Eleanor sabía que el hombre tenía razón, pero la sugerencia de que ella necesitaba la autorización de su esposo para hacer alguna cosa hizo que le subiera la presión arterial.
– Qué mal informados estáis -dijo con desprecio-. El compromiso de mi esposo con este pueblo es del cien por cien… como descubriréis en su debido momento. Y no tiene por costumbre huir de una batalla sólo porque sus intereses no estén amenazados.
– Está muy segura de él.
– Y con razón. Él defiende los derechos de la gente… a diferencia de vosotros, que intentáis destruirlo todo.
Hubo un breve silencio que Eleanor interpretó como una victoria. Con una tensa sonrisa de triunfo dio media vuelta y comenzó a alejarse.
– Quizá debería preguntarle por su amiguita -le gritó la mujer a la espalda-, la que viene a visitarlo cada vez que usted se ausenta… rubia… de ojos azules… y menor de treinta años… a nosotros no nos parece exactamente un compromiso del cien por cien… más bien un modelo de reemplazo para un cacharro muy usado que necesita una buena capa de pintura.
Wolfie vio cómo la mujer se alejaba. Pudo ver su rostro palidecer cuando Fox susurró algo al oído de Bella y ésta le gritó mientras se alejaba. Se preguntó si sería una agente social. Quizá será una metomentodo, pensó, de otra manera no hubiera fruncido tanto el ceño cuando Fox puso la mano sobre la cuerda para evitar que entrara. Wolfie se alegraba de aquello porque el aspecto de la mujer no le había gustado. Era flaca, con la nariz puntiaguda, y en torno a los ojos no había arrugas de sonrisa.

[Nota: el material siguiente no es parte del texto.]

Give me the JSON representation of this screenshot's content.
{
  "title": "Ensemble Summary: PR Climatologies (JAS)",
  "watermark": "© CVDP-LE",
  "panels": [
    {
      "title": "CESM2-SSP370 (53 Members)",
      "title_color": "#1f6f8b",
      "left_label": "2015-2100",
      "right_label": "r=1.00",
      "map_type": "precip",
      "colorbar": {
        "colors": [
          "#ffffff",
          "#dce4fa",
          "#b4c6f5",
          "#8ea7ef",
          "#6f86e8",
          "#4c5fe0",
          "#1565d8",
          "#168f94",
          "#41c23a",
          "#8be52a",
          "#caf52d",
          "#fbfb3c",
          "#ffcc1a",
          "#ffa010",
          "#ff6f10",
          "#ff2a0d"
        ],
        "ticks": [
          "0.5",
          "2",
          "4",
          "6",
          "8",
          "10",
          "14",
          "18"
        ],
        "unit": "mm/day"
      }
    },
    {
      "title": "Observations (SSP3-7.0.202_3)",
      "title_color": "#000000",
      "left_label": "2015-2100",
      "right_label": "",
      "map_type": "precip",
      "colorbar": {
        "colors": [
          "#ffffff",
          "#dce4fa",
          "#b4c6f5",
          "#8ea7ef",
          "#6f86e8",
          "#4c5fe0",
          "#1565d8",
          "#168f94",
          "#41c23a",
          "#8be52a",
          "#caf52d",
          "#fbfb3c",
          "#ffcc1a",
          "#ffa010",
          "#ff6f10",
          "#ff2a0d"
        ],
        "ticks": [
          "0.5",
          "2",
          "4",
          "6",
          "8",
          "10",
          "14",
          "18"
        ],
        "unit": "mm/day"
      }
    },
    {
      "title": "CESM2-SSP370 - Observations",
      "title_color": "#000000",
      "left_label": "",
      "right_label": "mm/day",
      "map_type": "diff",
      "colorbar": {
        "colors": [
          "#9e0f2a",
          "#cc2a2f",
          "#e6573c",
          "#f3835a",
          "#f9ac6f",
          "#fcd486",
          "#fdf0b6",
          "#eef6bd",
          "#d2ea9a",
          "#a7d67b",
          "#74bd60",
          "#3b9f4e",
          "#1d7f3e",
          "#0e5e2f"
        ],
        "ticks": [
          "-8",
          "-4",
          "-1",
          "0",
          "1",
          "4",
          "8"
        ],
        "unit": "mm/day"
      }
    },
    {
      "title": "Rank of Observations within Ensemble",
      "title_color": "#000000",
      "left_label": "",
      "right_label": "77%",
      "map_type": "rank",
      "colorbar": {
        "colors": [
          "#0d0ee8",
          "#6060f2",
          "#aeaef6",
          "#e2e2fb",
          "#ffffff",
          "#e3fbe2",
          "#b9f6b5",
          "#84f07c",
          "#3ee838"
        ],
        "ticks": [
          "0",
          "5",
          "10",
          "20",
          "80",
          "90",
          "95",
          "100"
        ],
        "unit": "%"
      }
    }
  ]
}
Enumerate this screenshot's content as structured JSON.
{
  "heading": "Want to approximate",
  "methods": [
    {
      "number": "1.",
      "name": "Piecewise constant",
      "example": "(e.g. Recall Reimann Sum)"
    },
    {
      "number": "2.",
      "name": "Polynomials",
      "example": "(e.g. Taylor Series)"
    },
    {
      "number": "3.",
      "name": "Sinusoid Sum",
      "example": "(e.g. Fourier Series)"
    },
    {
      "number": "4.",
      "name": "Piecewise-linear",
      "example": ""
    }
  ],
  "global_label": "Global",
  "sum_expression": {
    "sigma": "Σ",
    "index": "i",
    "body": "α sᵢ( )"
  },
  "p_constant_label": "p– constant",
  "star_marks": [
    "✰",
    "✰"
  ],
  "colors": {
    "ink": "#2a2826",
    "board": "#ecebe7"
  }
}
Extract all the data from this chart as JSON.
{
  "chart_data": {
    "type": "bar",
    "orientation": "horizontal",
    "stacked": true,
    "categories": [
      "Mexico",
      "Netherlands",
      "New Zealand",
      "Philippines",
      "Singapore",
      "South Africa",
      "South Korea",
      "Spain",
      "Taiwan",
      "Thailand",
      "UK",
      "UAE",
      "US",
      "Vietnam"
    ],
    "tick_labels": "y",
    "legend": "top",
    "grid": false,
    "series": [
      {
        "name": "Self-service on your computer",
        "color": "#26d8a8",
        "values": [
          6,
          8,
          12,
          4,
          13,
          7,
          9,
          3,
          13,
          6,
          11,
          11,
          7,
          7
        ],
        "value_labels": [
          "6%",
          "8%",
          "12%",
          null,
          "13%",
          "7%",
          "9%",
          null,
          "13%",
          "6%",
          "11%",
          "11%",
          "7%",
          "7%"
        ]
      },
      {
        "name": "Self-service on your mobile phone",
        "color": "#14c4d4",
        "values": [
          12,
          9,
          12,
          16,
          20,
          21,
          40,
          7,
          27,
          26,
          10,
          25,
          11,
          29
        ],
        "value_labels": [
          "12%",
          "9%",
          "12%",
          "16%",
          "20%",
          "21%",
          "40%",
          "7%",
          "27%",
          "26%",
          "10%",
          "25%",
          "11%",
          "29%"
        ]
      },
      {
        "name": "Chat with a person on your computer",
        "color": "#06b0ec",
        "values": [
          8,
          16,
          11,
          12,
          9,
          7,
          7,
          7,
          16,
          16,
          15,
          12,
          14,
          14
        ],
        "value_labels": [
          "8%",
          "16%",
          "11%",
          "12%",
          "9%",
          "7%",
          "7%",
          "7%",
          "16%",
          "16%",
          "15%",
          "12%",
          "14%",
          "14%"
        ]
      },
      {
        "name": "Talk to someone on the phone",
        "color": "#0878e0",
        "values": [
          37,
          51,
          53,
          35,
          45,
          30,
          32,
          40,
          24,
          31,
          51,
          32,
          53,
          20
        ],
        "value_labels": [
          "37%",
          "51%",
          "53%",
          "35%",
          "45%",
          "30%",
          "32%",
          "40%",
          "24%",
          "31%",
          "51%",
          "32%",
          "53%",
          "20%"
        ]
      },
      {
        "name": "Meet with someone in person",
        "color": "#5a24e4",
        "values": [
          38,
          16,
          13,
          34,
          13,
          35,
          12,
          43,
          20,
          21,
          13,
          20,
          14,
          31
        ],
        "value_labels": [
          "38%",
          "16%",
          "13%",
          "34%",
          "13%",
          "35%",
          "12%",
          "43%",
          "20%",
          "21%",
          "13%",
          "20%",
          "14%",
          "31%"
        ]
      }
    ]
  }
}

Su madre le había dicho que no confiara nunca en personas que no tenían arrugas de sonrisa. Eso quería decir que no podían reírse, le dijo, y la gente que no puede reírse no tiene alma. «¿Qué es el alma?», le había preguntado él. «Es todas las cosas buenas que una persona ha hecho en su vida -le respondió ella-. Eso aparece en la cara cuando la gente se ríe, porque la risa es la música del alma. Si el alma no oye música nunca, entonces muere, y ésa es la razón por la que la gente que no es bondadosa no tiene arrugas de sonrisa.»
Estaba convencido de que aquello era cierto, a pesar de que su comprensión del alma se circunscribía al recuento de arrugas. Su madre tenía muchísimas. Fox ninguna. El hombre que había visto en el césped rodeaba sus ojos de arrugas cada vez que sonreía. La confusión comenzó cuando pensó en el anciano en la ventana. En su filosofía simplista, la edad conformaba el alma, pero ¿cómo podía tener alma un asesino? ¿Acaso matar a la gente no era el acto menos bondadoso de todos?